As a research report by Goldman Sachs suggests, we need to completely embrace the long term nature of sustainable finance and hence try to evaluate its practical implications whatsoever they may be while synchronising those realities with acceptable levels of performance. This can be heralded by shifting focus away from shorter term factors that spur immediate returns typical of majority of equity strategies and rather emphasising perspectives that embedding patience into the investing process can be rewarding. This is where banks and financial institutions can yield their influence through concerted efforts to not only enlighten investors about allocating assets towards such a style of investing but also adjusting their data driven mechanisms to make room for metrics that accurately reflect the explanatory power of long run factors which capture the quintessential dynamics of sustainable financing. Moreover, providing advisory services specifically tailored to the structural and functional nature of sustainable finance could also steer investor appetite towards this arena.

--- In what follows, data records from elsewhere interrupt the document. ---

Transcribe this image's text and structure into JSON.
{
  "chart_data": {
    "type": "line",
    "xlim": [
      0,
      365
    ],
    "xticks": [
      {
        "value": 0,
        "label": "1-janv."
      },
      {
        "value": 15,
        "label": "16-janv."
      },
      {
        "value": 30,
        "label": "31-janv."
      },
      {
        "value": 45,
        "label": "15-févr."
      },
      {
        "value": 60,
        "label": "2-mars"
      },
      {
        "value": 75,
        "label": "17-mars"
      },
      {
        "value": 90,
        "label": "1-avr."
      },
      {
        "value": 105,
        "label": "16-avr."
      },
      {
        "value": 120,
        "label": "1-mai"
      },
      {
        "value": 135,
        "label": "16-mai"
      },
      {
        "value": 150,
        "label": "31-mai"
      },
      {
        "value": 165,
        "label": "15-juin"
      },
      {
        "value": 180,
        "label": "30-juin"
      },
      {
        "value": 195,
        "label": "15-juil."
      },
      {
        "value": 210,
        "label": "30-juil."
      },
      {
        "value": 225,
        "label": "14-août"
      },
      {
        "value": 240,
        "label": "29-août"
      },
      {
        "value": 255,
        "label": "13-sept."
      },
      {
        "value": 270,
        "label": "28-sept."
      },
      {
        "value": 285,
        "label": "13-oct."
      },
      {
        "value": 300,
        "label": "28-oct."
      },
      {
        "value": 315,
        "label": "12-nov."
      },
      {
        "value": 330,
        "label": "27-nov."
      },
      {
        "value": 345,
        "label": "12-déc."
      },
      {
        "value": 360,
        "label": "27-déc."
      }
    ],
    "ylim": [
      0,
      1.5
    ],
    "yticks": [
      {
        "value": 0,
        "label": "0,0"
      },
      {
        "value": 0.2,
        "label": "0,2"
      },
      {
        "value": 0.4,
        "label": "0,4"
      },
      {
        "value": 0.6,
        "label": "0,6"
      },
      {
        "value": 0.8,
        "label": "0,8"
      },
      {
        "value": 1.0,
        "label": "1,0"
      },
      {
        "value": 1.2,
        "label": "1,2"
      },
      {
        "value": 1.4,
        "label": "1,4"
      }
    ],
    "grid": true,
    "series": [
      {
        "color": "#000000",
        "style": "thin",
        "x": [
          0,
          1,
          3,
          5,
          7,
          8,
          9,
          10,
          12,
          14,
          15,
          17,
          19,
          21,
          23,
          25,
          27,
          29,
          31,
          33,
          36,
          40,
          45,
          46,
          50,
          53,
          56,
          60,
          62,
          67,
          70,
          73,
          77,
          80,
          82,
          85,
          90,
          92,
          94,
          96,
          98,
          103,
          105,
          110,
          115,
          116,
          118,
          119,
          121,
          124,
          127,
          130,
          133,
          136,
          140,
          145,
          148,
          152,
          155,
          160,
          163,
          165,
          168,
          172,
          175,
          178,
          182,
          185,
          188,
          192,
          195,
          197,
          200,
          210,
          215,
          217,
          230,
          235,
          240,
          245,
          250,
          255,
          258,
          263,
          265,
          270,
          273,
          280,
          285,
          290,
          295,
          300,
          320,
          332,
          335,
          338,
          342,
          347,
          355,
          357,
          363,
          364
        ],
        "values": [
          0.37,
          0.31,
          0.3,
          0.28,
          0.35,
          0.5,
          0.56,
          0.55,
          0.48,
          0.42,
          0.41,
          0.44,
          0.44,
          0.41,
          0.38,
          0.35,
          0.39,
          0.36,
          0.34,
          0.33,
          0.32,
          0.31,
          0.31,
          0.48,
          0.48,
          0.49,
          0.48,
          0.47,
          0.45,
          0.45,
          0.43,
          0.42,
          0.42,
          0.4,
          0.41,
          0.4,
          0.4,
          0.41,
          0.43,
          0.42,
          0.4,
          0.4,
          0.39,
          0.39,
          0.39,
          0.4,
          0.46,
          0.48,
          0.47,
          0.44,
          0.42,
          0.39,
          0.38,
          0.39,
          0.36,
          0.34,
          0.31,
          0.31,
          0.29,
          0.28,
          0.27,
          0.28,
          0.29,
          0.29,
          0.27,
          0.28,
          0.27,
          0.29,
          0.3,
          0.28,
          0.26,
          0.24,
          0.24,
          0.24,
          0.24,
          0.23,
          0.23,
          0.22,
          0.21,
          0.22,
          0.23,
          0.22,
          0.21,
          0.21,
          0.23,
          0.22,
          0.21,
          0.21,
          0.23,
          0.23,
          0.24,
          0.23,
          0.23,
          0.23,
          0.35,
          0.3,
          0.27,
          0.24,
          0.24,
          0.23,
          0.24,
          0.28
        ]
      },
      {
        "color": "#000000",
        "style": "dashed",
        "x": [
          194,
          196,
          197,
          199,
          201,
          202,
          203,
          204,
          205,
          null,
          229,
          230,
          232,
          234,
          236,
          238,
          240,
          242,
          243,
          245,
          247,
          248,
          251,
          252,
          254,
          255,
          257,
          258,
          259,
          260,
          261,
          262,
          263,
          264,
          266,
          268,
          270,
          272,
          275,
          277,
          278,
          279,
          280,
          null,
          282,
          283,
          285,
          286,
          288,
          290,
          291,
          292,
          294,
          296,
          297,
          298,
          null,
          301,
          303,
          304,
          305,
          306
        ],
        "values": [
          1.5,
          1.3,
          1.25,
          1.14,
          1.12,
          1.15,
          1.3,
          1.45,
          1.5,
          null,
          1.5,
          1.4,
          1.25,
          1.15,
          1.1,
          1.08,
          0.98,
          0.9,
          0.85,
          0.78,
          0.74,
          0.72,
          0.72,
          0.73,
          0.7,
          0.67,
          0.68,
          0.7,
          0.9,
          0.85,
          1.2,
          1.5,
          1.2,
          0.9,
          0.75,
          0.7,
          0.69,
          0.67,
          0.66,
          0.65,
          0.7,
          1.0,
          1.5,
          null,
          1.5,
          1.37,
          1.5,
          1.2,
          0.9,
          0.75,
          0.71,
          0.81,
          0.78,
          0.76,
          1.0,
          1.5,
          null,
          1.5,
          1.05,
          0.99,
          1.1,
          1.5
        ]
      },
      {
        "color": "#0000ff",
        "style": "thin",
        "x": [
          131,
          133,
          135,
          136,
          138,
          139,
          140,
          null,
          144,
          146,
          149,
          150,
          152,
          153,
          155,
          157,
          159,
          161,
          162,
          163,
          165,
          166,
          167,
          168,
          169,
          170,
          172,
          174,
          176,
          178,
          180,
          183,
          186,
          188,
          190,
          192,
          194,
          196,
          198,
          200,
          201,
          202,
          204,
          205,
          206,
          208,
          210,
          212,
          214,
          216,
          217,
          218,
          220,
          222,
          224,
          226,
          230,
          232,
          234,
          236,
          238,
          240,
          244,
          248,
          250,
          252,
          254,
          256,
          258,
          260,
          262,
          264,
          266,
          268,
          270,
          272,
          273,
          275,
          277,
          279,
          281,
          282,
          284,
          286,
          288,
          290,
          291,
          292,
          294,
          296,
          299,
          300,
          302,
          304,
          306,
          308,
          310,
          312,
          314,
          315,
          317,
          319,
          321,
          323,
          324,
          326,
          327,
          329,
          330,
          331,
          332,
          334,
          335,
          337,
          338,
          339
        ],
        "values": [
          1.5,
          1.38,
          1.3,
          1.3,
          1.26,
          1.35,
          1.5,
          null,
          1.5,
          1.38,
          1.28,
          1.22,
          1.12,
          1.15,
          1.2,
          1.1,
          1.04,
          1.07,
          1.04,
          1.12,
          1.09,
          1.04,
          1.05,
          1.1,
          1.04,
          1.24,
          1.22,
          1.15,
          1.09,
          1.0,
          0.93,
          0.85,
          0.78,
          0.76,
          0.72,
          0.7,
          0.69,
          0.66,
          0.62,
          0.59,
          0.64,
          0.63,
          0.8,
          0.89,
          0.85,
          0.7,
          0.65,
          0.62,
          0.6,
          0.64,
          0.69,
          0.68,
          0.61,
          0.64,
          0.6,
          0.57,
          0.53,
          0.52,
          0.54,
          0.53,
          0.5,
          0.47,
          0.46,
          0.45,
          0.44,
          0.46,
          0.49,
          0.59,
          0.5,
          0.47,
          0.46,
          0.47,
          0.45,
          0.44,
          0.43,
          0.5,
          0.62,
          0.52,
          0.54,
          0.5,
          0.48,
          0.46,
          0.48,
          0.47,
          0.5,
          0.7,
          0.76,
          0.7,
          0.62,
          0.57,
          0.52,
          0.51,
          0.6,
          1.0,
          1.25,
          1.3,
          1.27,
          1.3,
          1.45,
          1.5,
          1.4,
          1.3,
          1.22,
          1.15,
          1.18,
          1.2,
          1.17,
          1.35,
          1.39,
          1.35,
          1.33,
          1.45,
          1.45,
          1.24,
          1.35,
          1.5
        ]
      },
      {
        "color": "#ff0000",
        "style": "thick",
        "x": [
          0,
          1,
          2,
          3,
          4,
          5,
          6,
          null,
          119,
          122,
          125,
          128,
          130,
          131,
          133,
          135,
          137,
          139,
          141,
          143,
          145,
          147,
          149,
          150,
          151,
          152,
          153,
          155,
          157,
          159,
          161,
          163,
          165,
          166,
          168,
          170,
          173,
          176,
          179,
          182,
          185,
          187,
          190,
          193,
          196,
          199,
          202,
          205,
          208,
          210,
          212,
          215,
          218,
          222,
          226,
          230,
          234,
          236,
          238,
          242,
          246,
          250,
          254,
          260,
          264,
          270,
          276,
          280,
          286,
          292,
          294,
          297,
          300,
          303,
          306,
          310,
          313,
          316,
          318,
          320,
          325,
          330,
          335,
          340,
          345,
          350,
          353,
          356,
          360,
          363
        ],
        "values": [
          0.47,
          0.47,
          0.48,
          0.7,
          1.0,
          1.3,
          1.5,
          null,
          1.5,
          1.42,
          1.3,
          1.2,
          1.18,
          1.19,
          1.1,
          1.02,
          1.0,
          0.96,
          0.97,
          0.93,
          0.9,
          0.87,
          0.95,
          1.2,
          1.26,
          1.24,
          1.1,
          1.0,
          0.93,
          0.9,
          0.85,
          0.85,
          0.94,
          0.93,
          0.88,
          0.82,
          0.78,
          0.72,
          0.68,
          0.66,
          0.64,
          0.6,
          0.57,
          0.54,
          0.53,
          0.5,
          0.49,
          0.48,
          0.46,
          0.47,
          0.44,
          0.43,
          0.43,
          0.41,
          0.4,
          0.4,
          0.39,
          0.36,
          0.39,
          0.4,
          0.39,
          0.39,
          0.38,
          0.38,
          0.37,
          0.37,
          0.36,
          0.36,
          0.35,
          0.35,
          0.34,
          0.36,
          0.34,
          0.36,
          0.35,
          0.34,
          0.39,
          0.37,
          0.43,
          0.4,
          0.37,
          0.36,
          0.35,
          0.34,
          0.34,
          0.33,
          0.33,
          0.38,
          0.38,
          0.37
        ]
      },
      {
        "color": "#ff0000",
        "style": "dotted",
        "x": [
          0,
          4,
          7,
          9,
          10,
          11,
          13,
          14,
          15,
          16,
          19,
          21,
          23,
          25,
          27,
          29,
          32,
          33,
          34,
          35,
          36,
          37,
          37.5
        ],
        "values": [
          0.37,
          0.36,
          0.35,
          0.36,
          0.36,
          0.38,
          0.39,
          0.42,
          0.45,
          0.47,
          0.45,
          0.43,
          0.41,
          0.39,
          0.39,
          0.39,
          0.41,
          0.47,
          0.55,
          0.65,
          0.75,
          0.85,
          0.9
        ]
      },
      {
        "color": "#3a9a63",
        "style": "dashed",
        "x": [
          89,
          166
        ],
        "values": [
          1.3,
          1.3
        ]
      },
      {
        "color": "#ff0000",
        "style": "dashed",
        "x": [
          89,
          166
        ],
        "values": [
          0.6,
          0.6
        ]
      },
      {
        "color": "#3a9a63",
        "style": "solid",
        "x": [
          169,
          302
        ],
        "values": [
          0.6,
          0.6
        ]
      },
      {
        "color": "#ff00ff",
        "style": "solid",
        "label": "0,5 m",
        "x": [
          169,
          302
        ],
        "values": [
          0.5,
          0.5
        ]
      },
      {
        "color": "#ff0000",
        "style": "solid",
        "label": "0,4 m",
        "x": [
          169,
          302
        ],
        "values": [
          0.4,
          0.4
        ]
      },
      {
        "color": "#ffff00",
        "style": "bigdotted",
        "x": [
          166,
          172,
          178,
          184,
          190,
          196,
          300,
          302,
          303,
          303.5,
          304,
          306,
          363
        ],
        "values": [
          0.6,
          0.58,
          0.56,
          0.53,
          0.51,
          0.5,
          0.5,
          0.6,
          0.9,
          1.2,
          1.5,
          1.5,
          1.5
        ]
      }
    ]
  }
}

Policy support should serve as one of the principal engines in channeling momentum towards the markets which are likely to witness surging demand for sustainable finance. Sustainable Finance Policy for Banks and Financial Institution by Bangladesh Bank Sustainable Policy Department articulates a sound structure which not only highlights a plethora of sectors in which capital can be mobilised as sustainable finance but also various facilities such as the Bangladesh Bank Green Transformation Fund (GTF) Refinance Scheme of USD 200 million available to export driven industries to import green machineries. I believe this policy framework offers fertile ground for the accelerated growth of this market by creating plenty of opportunities for businesses to incorporate sustainable finance into their investment expenditures which can be achieved by implementing marketing strategies directed towards enhancing awareness of projects which make great utilisation of the policy framework.

Sustainable finance should be the way forward in our quest to effectively address concerns related to environmental management which is integral to prevent our economy from becoming susceptible to climate change. Hopefully in the long run this will set in motion an increase in activities to broaden the scope and capabilities of such type of finance into the wider economy.

 

Mehnaz Tabassum Khaleel is a graduate with MSc Finance and Investment from University of Nottingham, UK, currently working as an analyst for Alliance Capital Asset Management Limited.